American fashion model and singer (born 1987)

Ruby Stewart (born June 17, 1987) is an American fashion model and singer.

== Early life ==
Ruby Stewart was born in Los Angeles, California, and grew up there. She was the fourth child, and third daughter, born to her father, rock singer Rod Stewart and former model Kelly Emberg.

== Career ==
Ruby followed in her mother's footsteps by becoming a high fashion model. She signed to Nous Model Management in Los Angeles and Select Model Management in London. Her older half-sister Kimberly Stewart is also a model. Stewart did runways for Karen Walker for her Spring/Summer 2006 collection for London Fashion Week during 2005. Walker praised her "unpretentious youthfulness".

In 2007, Stewart was a lingerie model for Ultimo. The campaign was specifically for Ultimo's Michelle for George line, sold at Asda.

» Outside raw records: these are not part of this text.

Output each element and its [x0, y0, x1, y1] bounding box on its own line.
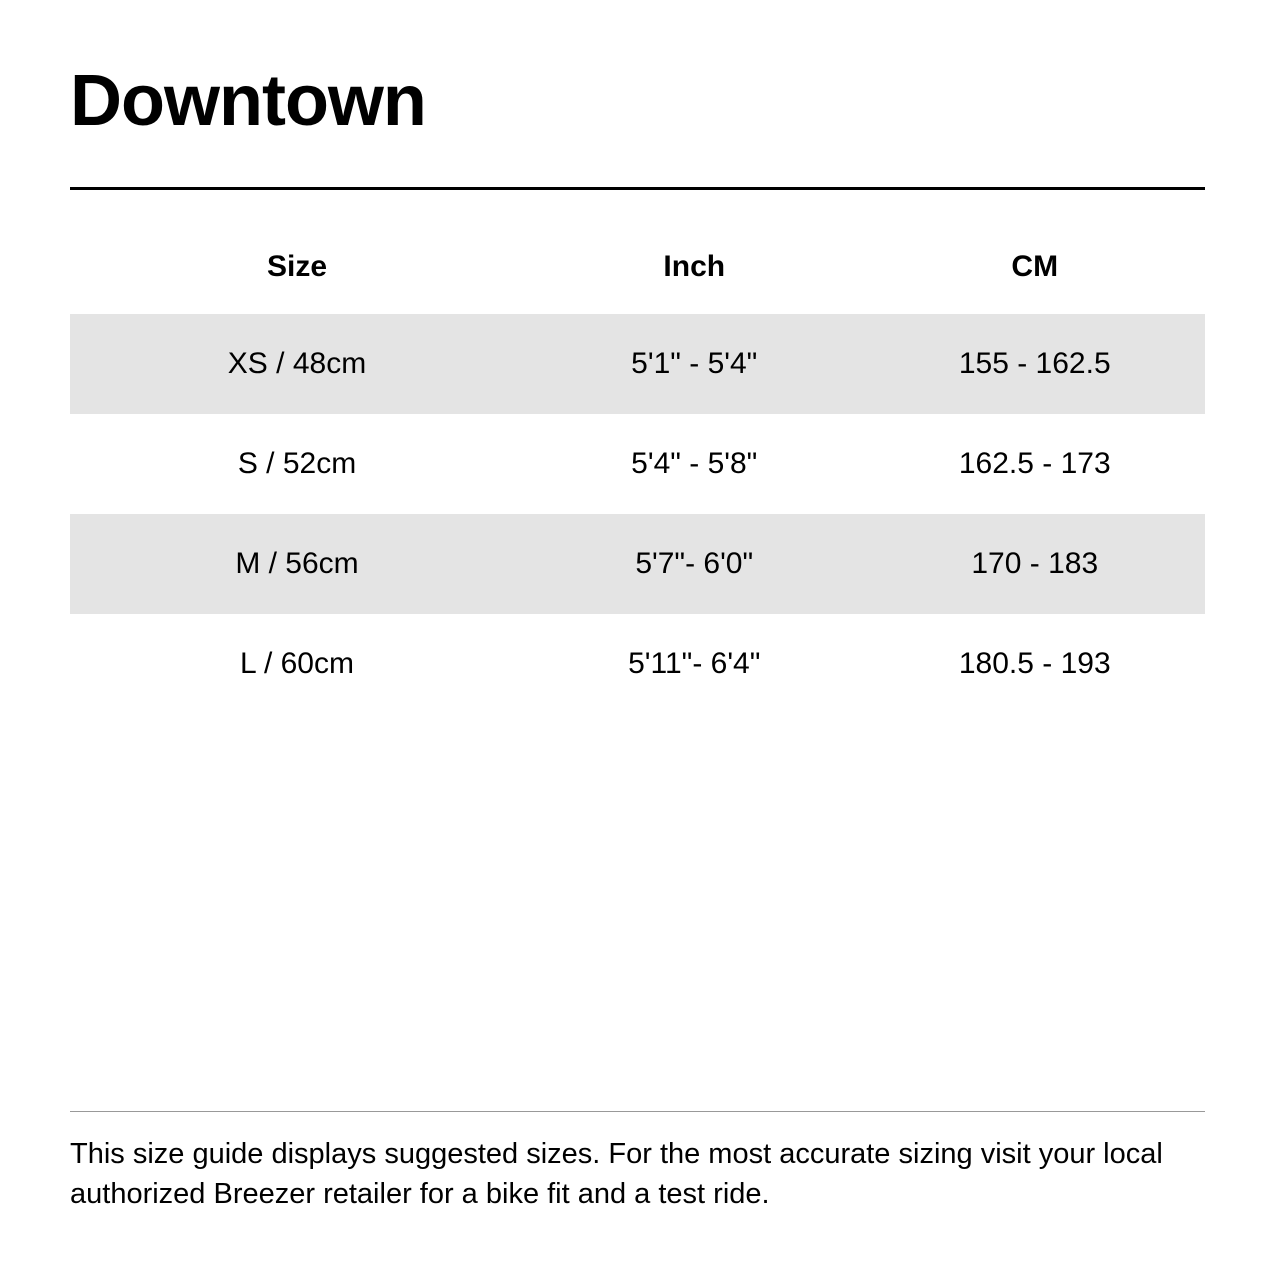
page-title: Downtown — [70, 60, 1205, 142]
cell-cm: 170 - 183 — [865, 514, 1206, 614]
cell-cm: 155 - 162.5 — [865, 314, 1206, 414]
cell-inch: 5'7"- 6'0" — [524, 514, 865, 614]
cell-cm: 162.5 - 173 — [865, 414, 1206, 514]
column-header-cm: CM — [865, 220, 1206, 314]
cell-inch: 5'11"- 6'4" — [524, 614, 865, 714]
cell-size: XS / 48cm — [70, 314, 524, 414]
cell-size: L / 60cm — [70, 614, 524, 714]
column-header-inch: Inch — [524, 220, 865, 314]
footer: This size guide displays suggested sizes… — [70, 1111, 1205, 1215]
footer-text: This size guide displays suggested sizes… — [70, 1134, 1205, 1215]
cell-size: M / 56cm — [70, 514, 524, 614]
cell-inch: 5'4" - 5'8" — [524, 414, 865, 514]
cell-size: S / 52cm — [70, 414, 524, 514]
size-table: Size Inch CM XS / 48cm 5'1" - 5'4" 155 -… — [70, 220, 1205, 714]
table-header-row: Size Inch CM — [70, 220, 1205, 314]
cell-inch: 5'1" - 5'4" — [524, 314, 865, 414]
column-header-size: Size — [70, 220, 524, 314]
table-row: M / 56cm 5'7"- 6'0" 170 - 183 — [70, 514, 1205, 614]
title-divider — [70, 187, 1205, 190]
table-row: L / 60cm 5'11"- 6'4" 180.5 - 193 — [70, 614, 1205, 714]
table-row: S / 52cm 5'4" - 5'8" 162.5 - 173 — [70, 414, 1205, 514]
table-row: XS / 48cm 5'1" - 5'4" 155 - 162.5 — [70, 314, 1205, 414]
footer-divider — [70, 1111, 1205, 1112]
cell-cm: 180.5 - 193 — [865, 614, 1206, 714]
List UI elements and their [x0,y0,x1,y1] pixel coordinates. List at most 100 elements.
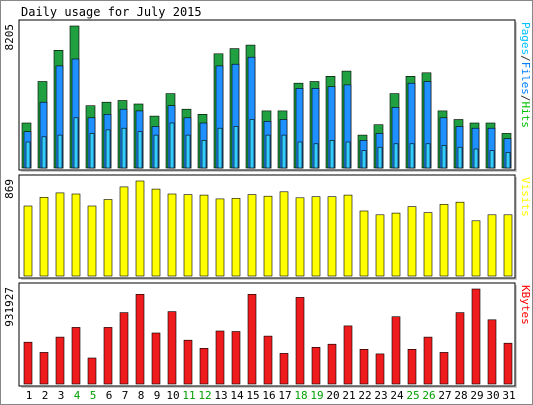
bar-visits-day-9 [151,188,161,277]
bar-pages-day-31 [505,152,511,169]
bar-kbytes-day-13 [215,330,225,385]
bar-pages-day-1 [25,141,31,169]
bar-kbytes-day-19 [311,346,321,385]
bar-kbytes-day-30 [487,319,497,385]
series-pages [25,117,511,169]
x-axis-labels: 1 2 3 4 5 6 7 8 9 10 11 12 13 14 15 16 17 18 19 20 21 22 23 24 2… [26,389,516,402]
x-tick-label-22: 22 [358,389,371,402]
bar-pages-day-20 [329,140,335,169]
series-visits [23,180,513,277]
bar-pages-day-8 [137,131,143,169]
x-tick-label-16: 16 [262,389,275,402]
bar-visits-day-15 [247,194,257,277]
bar-kbytes-day-8 [135,293,145,385]
bar-visits-day-7 [119,186,129,277]
bar-pages-day-7 [121,127,127,169]
bar-pages-day-28 [457,146,463,169]
legend-kbytes: KBytes [519,285,532,325]
x-tick-label-6: 6 [106,389,113,402]
bar-kbytes-day-17 [279,353,289,385]
bar-kbytes-day-6 [103,327,113,385]
x-tick-label-26: 26 [422,389,435,402]
x-tick-label-7: 7 [122,389,129,402]
bar-pages-day-27 [441,145,447,169]
x-tick-label-28: 28 [454,389,467,402]
bar-visits-day-18 [295,197,305,277]
bar-pages-day-16 [265,134,271,169]
bar-kbytes-day-4 [71,327,81,385]
x-tick-label-12: 12 [198,389,211,402]
bar-pages-day-3 [57,134,63,169]
bar-visits-day-22 [359,210,369,277]
y-max-label-hits-files-pages: 8205 [3,24,16,51]
x-tick-label-27: 27 [438,389,451,402]
x-tick-label-24: 24 [390,389,404,402]
bar-pages-day-13 [217,127,223,169]
x-tick-label-8: 8 [138,389,145,402]
x-tick-label-13: 13 [214,389,227,402]
bar-visits-day-29 [471,220,481,277]
bar-visits-day-31 [503,214,513,277]
bar-pages-day-4 [73,117,79,169]
legend-visits: Visits [519,177,532,217]
bar-visits-day-25 [407,206,417,277]
x-tick-label-5: 5 [90,389,97,402]
bar-visits-day-4 [71,193,81,277]
bar-visits-day-20 [327,196,337,277]
bar-visits-day-10 [167,193,177,277]
x-tick-label-10: 10 [166,389,179,402]
bar-kbytes-day-9 [151,332,161,385]
legend-label-0: KBytes [519,285,532,325]
x-tick-label-21: 21 [342,389,355,402]
bar-kbytes-day-15 [247,293,257,385]
bar-pages-day-11 [185,134,191,169]
bar-visits-day-19 [311,196,321,277]
bar-pages-day-25 [409,143,415,169]
panel-kbytes: 931927 KBytes [3,282,532,388]
bar-kbytes-day-29 [471,288,481,385]
bar-kbytes-day-24 [391,316,401,385]
bar-pages-day-17 [281,134,287,169]
x-tick-label-29: 29 [470,389,483,402]
bar-pages-day-9 [153,134,159,169]
y-max-label-kbytes: 931927 [3,287,16,327]
bar-kbytes-day-7 [119,312,129,385]
bar-kbytes-day-22 [359,348,369,385]
legend-hits-files-pages: Pages/Files/Hits [519,22,532,128]
bar-visits-day-12 [199,194,209,277]
panel-hits-files-pages: 8205 Pages/Files/Hits [3,19,532,172]
x-tick-label-31: 31 [502,389,515,402]
bar-pages-day-21 [345,141,351,169]
bar-pages-day-18 [297,141,303,169]
bar-kbytes-day-14 [231,331,241,385]
bar-visits-day-23 [375,214,385,277]
bar-pages-day-12 [201,140,207,169]
x-tick-label-23: 23 [374,389,387,402]
bar-visits-day-13 [215,198,225,277]
x-tick-label-3: 3 [58,389,65,402]
bar-visits-day-1 [23,205,33,277]
bar-pages-day-23 [377,146,383,169]
bar-pages-day-22 [361,150,367,169]
x-tick-label-14: 14 [230,389,244,402]
bar-visits-day-28 [455,201,465,277]
bar-pages-day-30 [489,150,495,169]
bar-kbytes-day-11 [183,339,193,385]
bar-kbytes-day-27 [439,352,449,385]
x-tick-label-15: 15 [246,389,259,402]
bar-visits-day-27 [439,204,449,277]
bar-pages-day-14 [233,126,239,169]
bar-visits-day-2 [39,197,49,277]
bar-visits-day-24 [391,212,401,277]
bar-kbytes-day-28 [455,312,465,385]
x-tick-label-20: 20 [326,389,339,402]
bar-visits-day-30 [487,214,497,277]
bar-kbytes-day-3 [55,336,65,385]
x-tick-label-19: 19 [310,389,323,402]
bar-visits-day-16 [263,195,273,277]
bar-kbytes-day-5 [87,357,97,385]
bar-kbytes-day-10 [167,311,177,385]
bar-kbytes-day-2 [39,352,49,385]
bar-kbytes-day-31 [503,342,513,385]
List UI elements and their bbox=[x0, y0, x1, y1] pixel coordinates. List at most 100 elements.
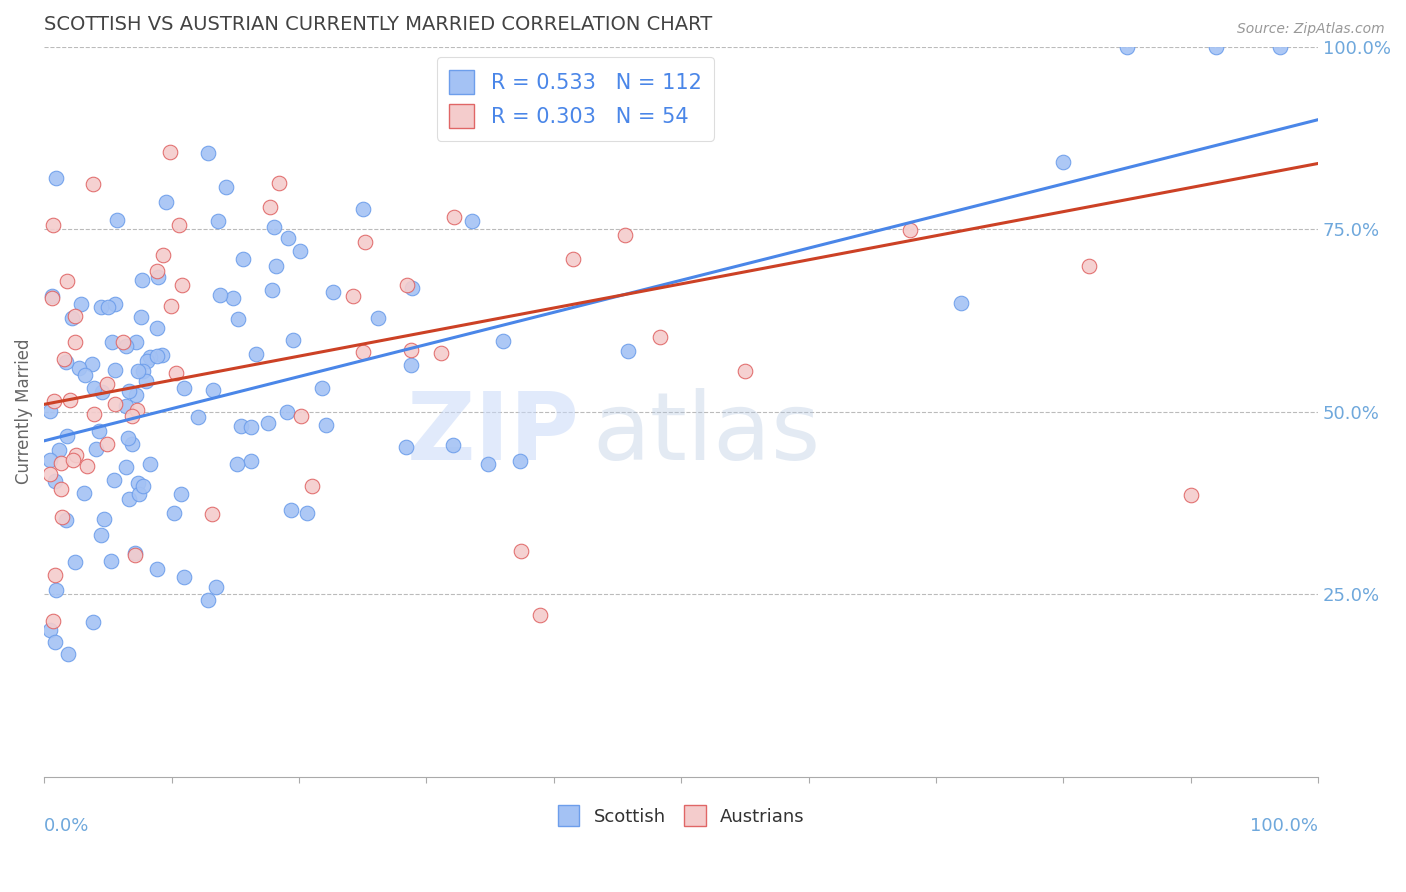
Point bbox=[267, 176, 290, 190]
Point bbox=[509, 454, 531, 468]
Point bbox=[1180, 488, 1202, 502]
Point bbox=[65, 448, 87, 462]
Point bbox=[44, 474, 66, 488]
Point bbox=[136, 354, 159, 368]
Point bbox=[118, 384, 141, 398]
Point bbox=[297, 506, 319, 520]
Point bbox=[172, 278, 194, 293]
Point bbox=[245, 347, 267, 361]
Point bbox=[315, 417, 337, 432]
Point bbox=[139, 350, 162, 364]
Point bbox=[41, 219, 63, 233]
Point bbox=[187, 410, 209, 425]
Point bbox=[90, 528, 112, 542]
Point bbox=[208, 288, 231, 302]
Point bbox=[529, 608, 551, 623]
Text: Source: ZipAtlas.com: Source: ZipAtlas.com bbox=[1237, 22, 1385, 37]
Point bbox=[124, 549, 146, 563]
Point bbox=[163, 506, 186, 520]
Point bbox=[100, 334, 122, 349]
Point bbox=[55, 354, 77, 368]
Point bbox=[90, 300, 112, 314]
Point bbox=[115, 400, 138, 414]
Point bbox=[322, 285, 344, 299]
Point bbox=[222, 291, 245, 305]
Point bbox=[352, 345, 374, 359]
Point bbox=[429, 345, 451, 359]
Point bbox=[128, 487, 150, 501]
Point bbox=[215, 180, 238, 194]
Point bbox=[159, 300, 181, 314]
Point bbox=[104, 397, 127, 411]
Point bbox=[53, 352, 76, 367]
Point bbox=[84, 442, 107, 457]
Point bbox=[124, 545, 146, 559]
Point bbox=[401, 280, 423, 294]
Point bbox=[262, 283, 284, 297]
Point bbox=[395, 278, 418, 293]
Point bbox=[461, 214, 484, 228]
Point bbox=[232, 252, 254, 267]
Point bbox=[240, 453, 263, 467]
Point bbox=[229, 418, 252, 433]
Point bbox=[263, 220, 285, 235]
Point bbox=[257, 416, 280, 430]
Point bbox=[167, 218, 190, 232]
Point bbox=[39, 467, 62, 481]
Point bbox=[76, 458, 98, 473]
Point bbox=[1052, 155, 1074, 169]
Point bbox=[197, 593, 219, 607]
Y-axis label: Currently Married: Currently Married bbox=[15, 339, 32, 484]
Text: SCOTTISH VS AUSTRIAN CURRENTLY MARRIED CORRELATION CHART: SCOTTISH VS AUSTRIAN CURRENTLY MARRIED C… bbox=[44, 15, 713, 34]
Point bbox=[96, 377, 118, 392]
Text: 100.0%: 100.0% bbox=[1250, 817, 1319, 835]
Point bbox=[121, 409, 143, 423]
Point bbox=[139, 457, 162, 471]
Point bbox=[441, 438, 464, 452]
Point bbox=[132, 479, 155, 493]
Point bbox=[150, 348, 173, 362]
Point bbox=[121, 437, 143, 451]
Point bbox=[45, 582, 67, 597]
Text: atlas: atlas bbox=[592, 387, 820, 480]
Point bbox=[39, 624, 62, 638]
Point bbox=[118, 491, 141, 506]
Point bbox=[51, 482, 73, 496]
Point bbox=[87, 424, 110, 438]
Point bbox=[55, 274, 77, 288]
Point bbox=[100, 554, 122, 568]
Point bbox=[616, 344, 638, 359]
Point bbox=[477, 457, 499, 471]
Point bbox=[125, 403, 148, 417]
Point bbox=[80, 358, 103, 372]
Point bbox=[128, 364, 150, 378]
Point bbox=[443, 211, 465, 225]
Point bbox=[276, 405, 298, 419]
Point bbox=[290, 409, 312, 423]
Point bbox=[127, 476, 149, 491]
Point bbox=[42, 394, 65, 409]
Point bbox=[900, 223, 922, 237]
Point bbox=[146, 320, 169, 334]
Point bbox=[509, 543, 531, 558]
Point bbox=[395, 440, 418, 454]
Point bbox=[146, 349, 169, 363]
Point bbox=[1116, 39, 1139, 54]
Point bbox=[41, 291, 63, 305]
Point bbox=[277, 231, 299, 245]
Point bbox=[44, 635, 66, 649]
Point bbox=[259, 200, 281, 214]
Point bbox=[264, 259, 287, 273]
Point bbox=[301, 478, 323, 492]
Point bbox=[63, 555, 86, 569]
Point bbox=[734, 364, 756, 378]
Point bbox=[60, 310, 83, 325]
Point bbox=[135, 374, 157, 388]
Point bbox=[44, 568, 66, 582]
Point bbox=[125, 388, 148, 402]
Point bbox=[226, 457, 249, 471]
Point bbox=[201, 507, 224, 521]
Point bbox=[96, 437, 118, 451]
Point bbox=[1077, 259, 1099, 273]
Point bbox=[491, 334, 513, 348]
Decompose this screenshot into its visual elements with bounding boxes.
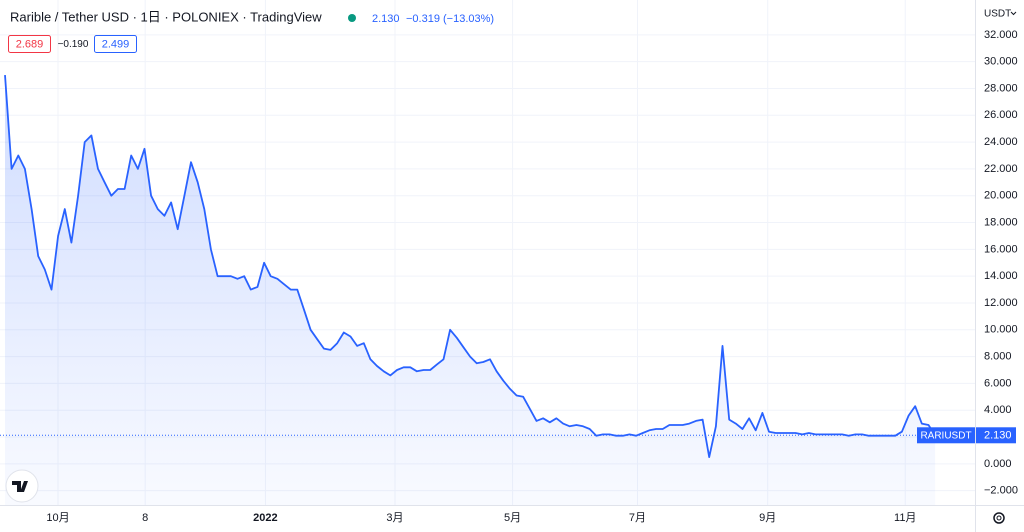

In the summer of 2010, Stewart formed the Los Angeles–based band, Revoltaire, along with Jason Yates (guitar, keys) and Chris Cano (drums). The band completed an album's worth of material titled "Painted Hour Glass", with Stewart as the vocalist and lyricist. In 2012, Revoltaire disbanded.

In 2012, she sang the voice-over for the song "Whatever Lola Wants" in a Diet Pepsi commercial that featured Sofia Vergara.

On March 13, 2016, she performed in her first music festival with bandmate Alyssa Bonagura at the CMC Rocks festival in Queensland, Australia. Billing themselves as The Sisterhood, the two performed a one-hour set with backing by the Morgan Evans band.